На столике возле кровати стоял стакан с водой. Соланж залпом выпила ее и приложила пустую емкость к стене. До конца слушать разговор она не стала. Лихорадочно собирая вещи в сумку, она думала только об одном – как пройти мимо кухни незамеченной. Она решительно не знала, как будет оправдываться перед бабушкой Кирой, и предпочла сбежать к отцу. Наспех нацарапав записку, Соланж бесшумно выскользнула в коридор.

Глава 7

Елена Родионовна Борская за всю свою жизнь серьезно болела только однажды – подцепив «корону» во время поездки в Италию, и не сразу даже поверила, что это происходит с ней. Только когда стало уже совсем худо, испугалась и вызвала «скорую». Предусмотрительно оставив дверь в квартиру открытой, она улеглась на диван в гостиной, вход в которую был прямо из прихожей.

«Успеют приехать, значит, рано мне… Не успеют, хотя бы труп обнаружат сразу, не буду тут… разлагаться в одиночестве!» – подумала она: температура около сорока градусов держалась почти сутки, дышать становилось все труднее.

Сознание все же покинуло ее до приезда врачей, а очнулась она только в больнице. И первое, о чем подумала – не на Земле она уже, а в лучшем случае на другой планете: над ней склонилась голова в скафандре, лица за стеклом не разобрать, и черт его знает, что там внутри – человек или гуманоид. Она вновь (милостью Божьей, не иначе) отключилась.
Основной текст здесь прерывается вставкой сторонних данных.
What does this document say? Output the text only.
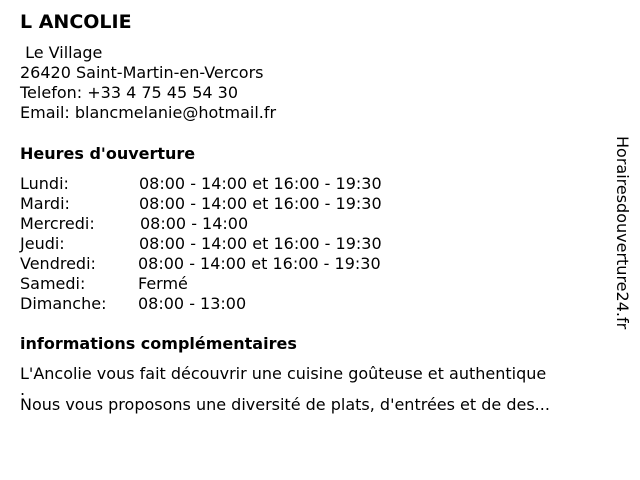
L ANCOLIE
Le Village
26420 Saint-Martin-en-Vercors
Telefon: +33 4 75 45 54 30
Email: blancmelanie@hotmail.fr
Heures d'ouverture
Lundi:	08:00 - 14:00 et 16:00 - 19:30
Mardi:	08:00 - 14:00 et 16:00 - 19:30
Mercredi:	08:00 - 14:00
Jeudi:	08:00 - 14:00 et 16:00 - 19:30
Vendredi:	08:00 - 14:00 et 16:00 - 19:30
Samedi:	Fermé
Dimanche:	08:00 - 13:00
informations complémentaires
L'Ancolie vous fait découvrir une cuisine goûteuse et authentique
.
Nous vous proposons une diversité de plats, d'entrées et de des...
Horairesdouverture24.fr
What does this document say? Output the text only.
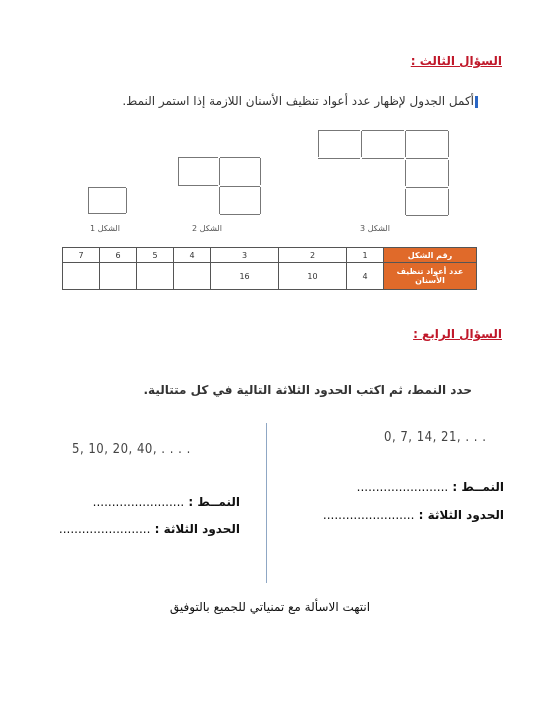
السؤال الثالث :
أكمل الجدول لإظهار عدد أعواد تنظيف الأسنان اللازمة إذا استمر النمط.
الشكل 1	الشكل 2	الشكل 3
رقم الشكل	1	2	3	4	5	6	7
عدد أعواد تنظيف الأسنان	4	10	16				
السؤال الرابع :
حدد النمط، ثم اكتب الحدود الثلاثة التالية في كل متتالية.
0, 7, 14, 21, . . .
5, 10, 20, 40, . . . .
النمــط : ........................
الحدود الثلاثة : ........................
النمــط : ........................
الحدود الثلاثة : ........................
انتهت الاسألة مع تمنياتي للجميع بالتوفيق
Второе пробуждение стало более осознанным, зрение более четким, а кроме этого она услышала человеческую речь.

«Ну, слава богу, эту вытащили», – глухо произнес мужской голос.

Осенние простуды с легким насморком и покрасневшим горлом, которые без подпитки лекарственными препаратами проходили сами собой, несколько приступов несварения желудка и недомогания от усталости она за болезни не считала. Ни сердце, ни другие внутренние органы не беспокоили, живя в своем ритме в ее стареющем организме.
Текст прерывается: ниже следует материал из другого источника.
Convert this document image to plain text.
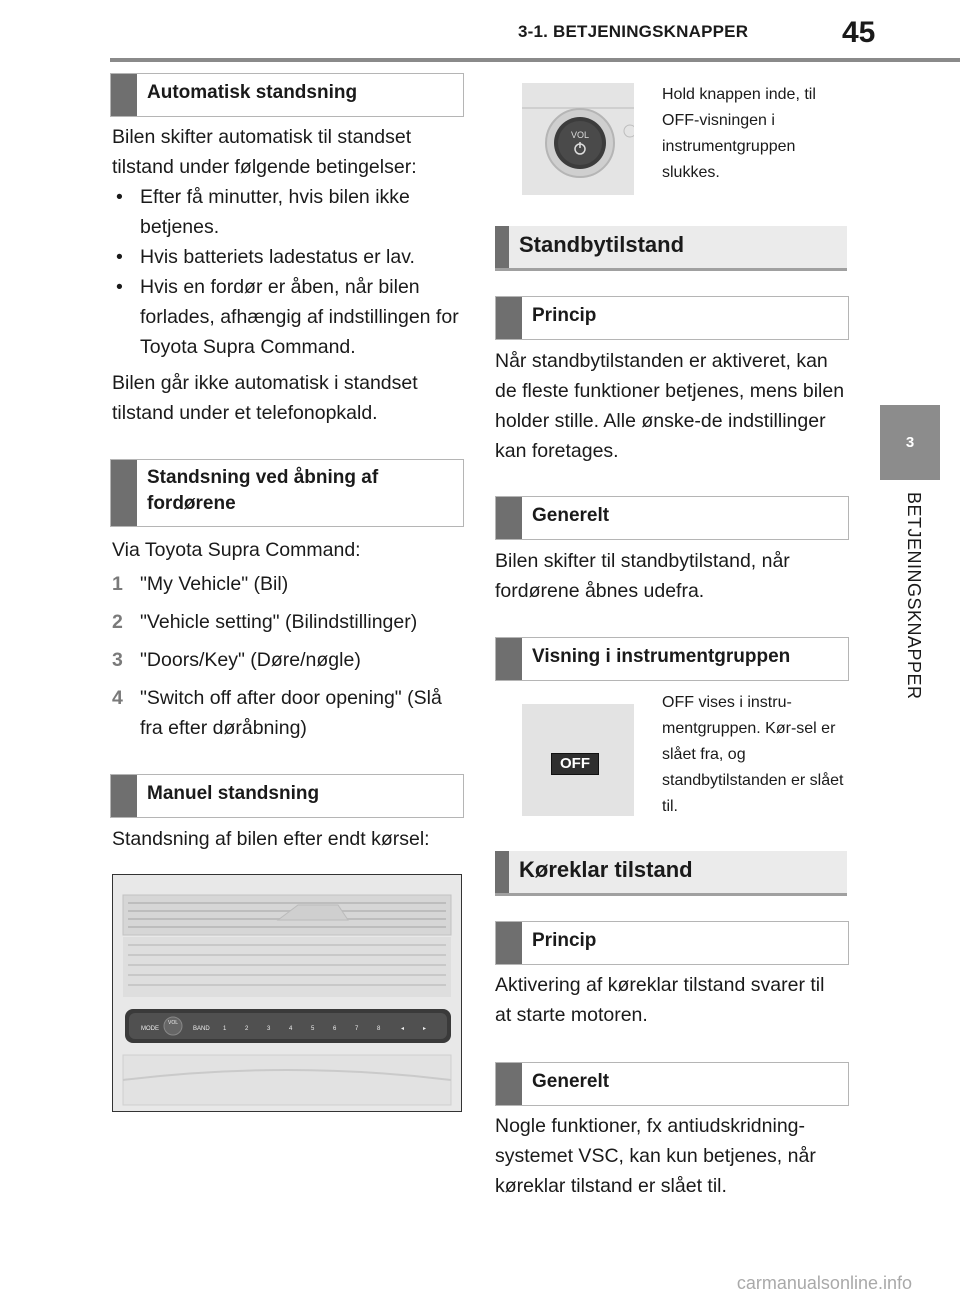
3-1. BETJENINGSKNAPPER	45
3
BETJENINGSKNAPPER
Automatisk standsning
Bilen skifter automatisk til standset tilstand under følgende betingelser:
• Efter få minutter, hvis bilen ikke betjenes.
• Hvis batteriets ladestatus er lav.
• Hvis en fordør er åben, når bilen forlades, afhængig af indstillingen for Toyota Supra Command.
Bilen går ikke automatisk i standset tilstand under et telefonopkald.
Standsning ved åbning af fordørene
Via Toyota Supra Command:
1 "My Vehicle" (Bil)
2 "Vehicle setting" (Bilindstillinger)
3 "Doors/Key" (Døre/nøgle)
4 "Switch off after door opening" (Slå fra efter døråbning)
Manuel standsning
Standsning af bilen efter endt kørsel:
MODE
VOL
BAND 1	2	3	4	5	6	7	8	◂	▸
VOL
Hold knappen inde, til OFF-visningen i instrumentgruppen slukkes.
Standbytilstand
Princip
Når standbytilstanden er aktiveret, kan de fleste funktioner betjenes, mens bilen holder stille. Alle ønske-de indstillinger kan foretages.
Generelt
Bilen skifter til standbytilstand, når fordørene åbnes udefra.
Visning i instrumentgruppen
OFF
OFF vises i instru-mentgruppen. Kør-sel er slået fra, og standbytilstanden er slået til.
Køreklar tilstand
Princip
Aktivering af køreklar tilstand svarer til at starte motoren.
Generelt
Nogle funktioner, fx antiudskridning-systemet VSC, kan kun betjenes, når køreklar tilstand er slået til.
carmanualsonline.info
Елена Родионовна стойко перенесла похороны мужа, произнеся над могилой лишь одну фразу: «Отмучился, бедолага, спасибо, Господи», чем заслужила осуждающие взгляды двух завучей гимназии, которые явились на церемонию прощания поддержать ее в горе. Она видела, что дочь с ней солидарна, ее это не то чтобы порадовало, но успокоило – вдруг да пожелала бы Юля пышных похорон для отца, что в планы самой Елены не входило. Она не заказывала поминок, более того, считала их чуть не «плясками на костях», особенно когда после выпитых стопок поминальной водки присутствующие забывали про повод, собравший их за одним столом.
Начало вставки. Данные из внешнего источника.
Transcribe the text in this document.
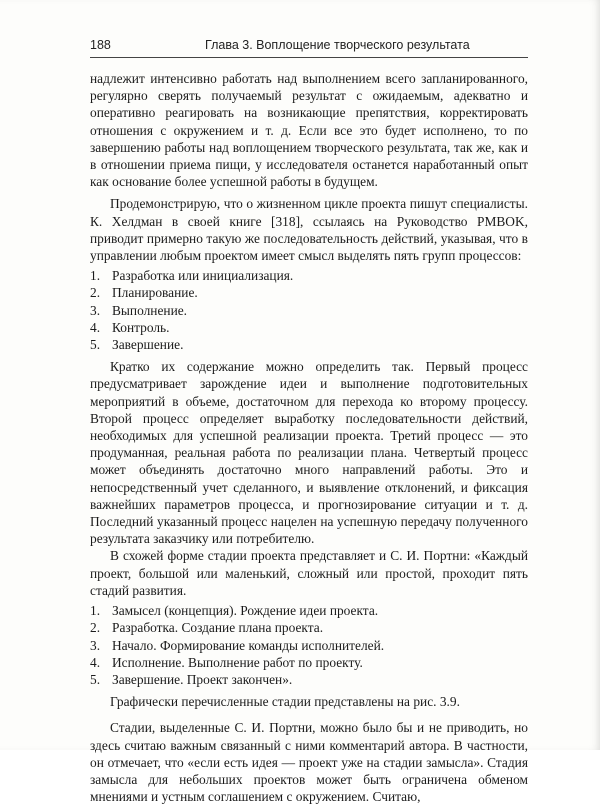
188	Глава 3. Воплощение творческого результата

надлежит интенсивно работать над выполнением всего запланированного, регулярно сверять получаемый результат с ожидаемым, адекватно и оперативно реагировать на возникающие препятствия, корректировать отношения с окружением и т. д. Если все это будет исполнено, то по завершению работы над воплощением творческого результата, так же, как и в отношении приема пищи, у исследователя останется наработанный опыт как основание более успешной работы в будущем.

Продемонстрирую, что о жизненном цикле проекта пишут специалисты. К. Хелдман в своей книге [318], ссылаясь на Руководство PMBOK, приводит примерно такую же последовательность действий, указывая, что в управлении любым проектом имеет смысл выделять пять групп процессов:

1. Разработка или инициализация.
2. Планирование.
3. Выполнение.
4. Контроль.
5. Завершение.

Кратко их содержание можно определить так. Первый процесс предусматривает зарождение идеи и выполнение подготовительных мероприятий в объеме, достаточном для перехода ко второму процессу. Второй процесс определяет выработку последовательности действий, необходимых для успешной реализации проекта. Третий процесс — это продуманная, реальная работа по реализации плана. Четвертый процесс может объединять достаточно много направлений работы. Это и непосредственный учет сделанного, и выявление отклонений, и фиксация важнейших параметров процесса, и прогнозирование ситуации и т. д. Последний указанный процесс нацелен на успешную передачу полученного результата заказчику или потребителю.

В схожей форме стадии проекта представляет и С. И. Портни: «Каждый проект, большой или маленький, сложный или простой, проходит пять стадий развития.

1. Замысел (концепция). Рождение идеи проекта.
2. Разработка. Создание плана проекта.
3. Начало. Формирование команды исполнителей.
4. Исполнение. Выполнение работ по проекту.
5. Завершение. Проект закончен».

Графически перечисленные стадии представлены на рис. 3.9.

Стадии, выделенные С. И. Портни, можно было бы и не приводить, но здесь считаю важным связанный с ними комментарий автора. В частности, он отмечает, что «если есть идея — проект уже на стадии замысла». Стадия замысла для небольших проектов может быть ограничена обменом мнениями и устным соглашением с окружением. Считаю,
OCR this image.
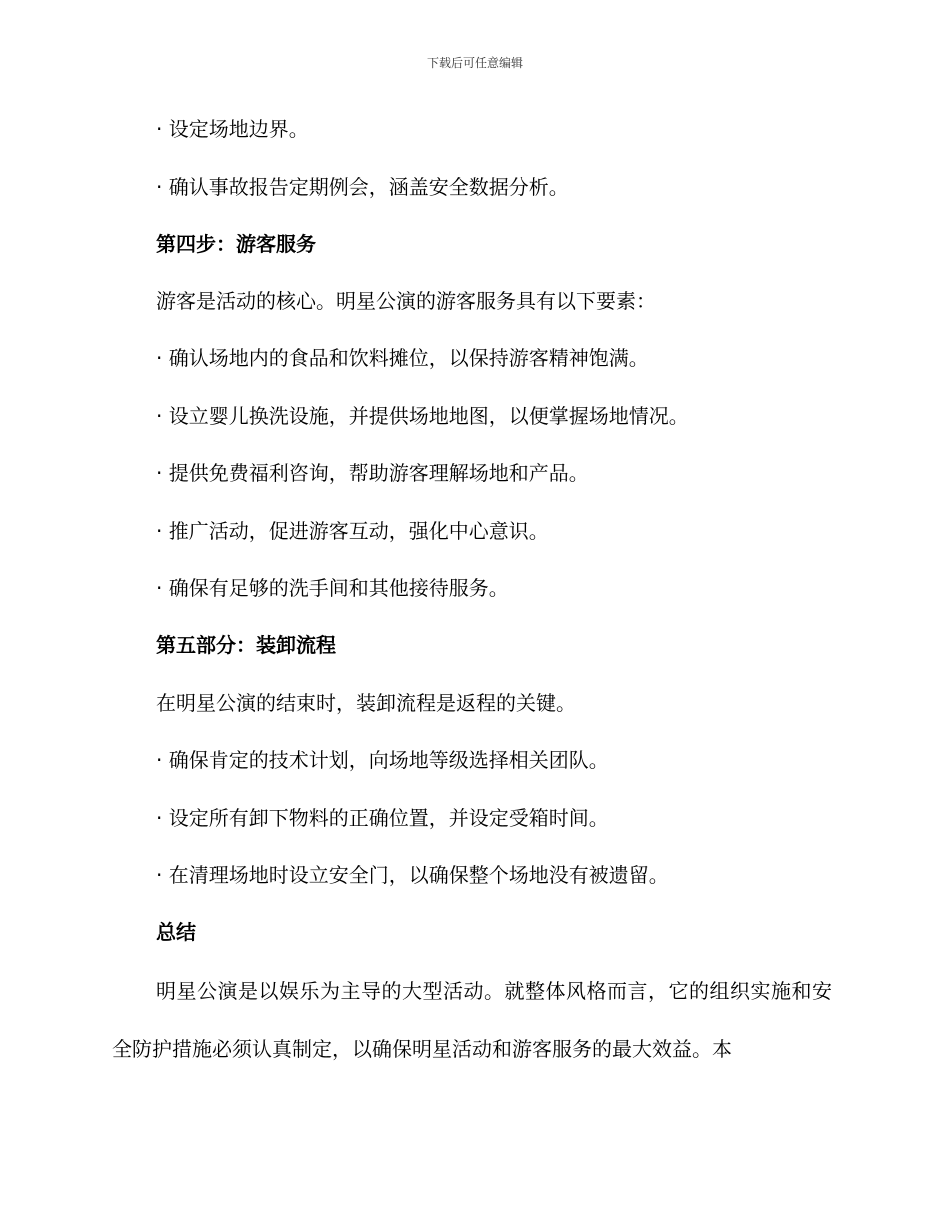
下载后可任意编辑
· 设定场地边界。
· 确认事故报告定期例会，涵盖安全数据分析。
第四步：游客服务
游客是活动的核心。明星公演的游客服务具有以下要素：
· 确认场地内的食品和饮料摊位，以保持游客精神饱满。
· 设立婴儿换洗设施，并提供场地地图，以便掌握场地情况。
· 提供免费福利咨询，帮助游客理解场地和产品。
· 推广活动，促进游客互动，强化中心意识。
· 确保有足够的洗手间和其他接待服务。
第五部分：装卸流程
在明星公演的结束时，装卸流程是返程的关键。
· 确保肯定的技术计划，向场地等级选择相关团队。
· 设定所有卸下物料的正确位置，并设定受箱时间。
· 在清理场地时设立安全门，以确保整个场地没有被遗留。
总结
明星公演是以娱乐为主导的大型活动。就整体风格而言，它的组织实施和安全防护措施必须认真制定，以确保明星活动和游客服务的最大效益。本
Философски рассуждая, что, мол, все там будем, Елена Родионовна здоровье свое не берегла, более того, намеренно его подрывала: для стороннего наблюдателя это выглядело ужасающе – от привычки выкуривать полторы-две пачки сигарет в день она отказываться не собиралась.

Можно сказать, Елена Родионовна не боялась ничего и никого, не имела фобий, не признавала существование кумиров, не была ничьей фанаткой ни в какой области. Считая себя психически здоровой и так же здраво мыслящей, ни в грош не ставила психологов и педагогов, опирающихся в работе только на теорию.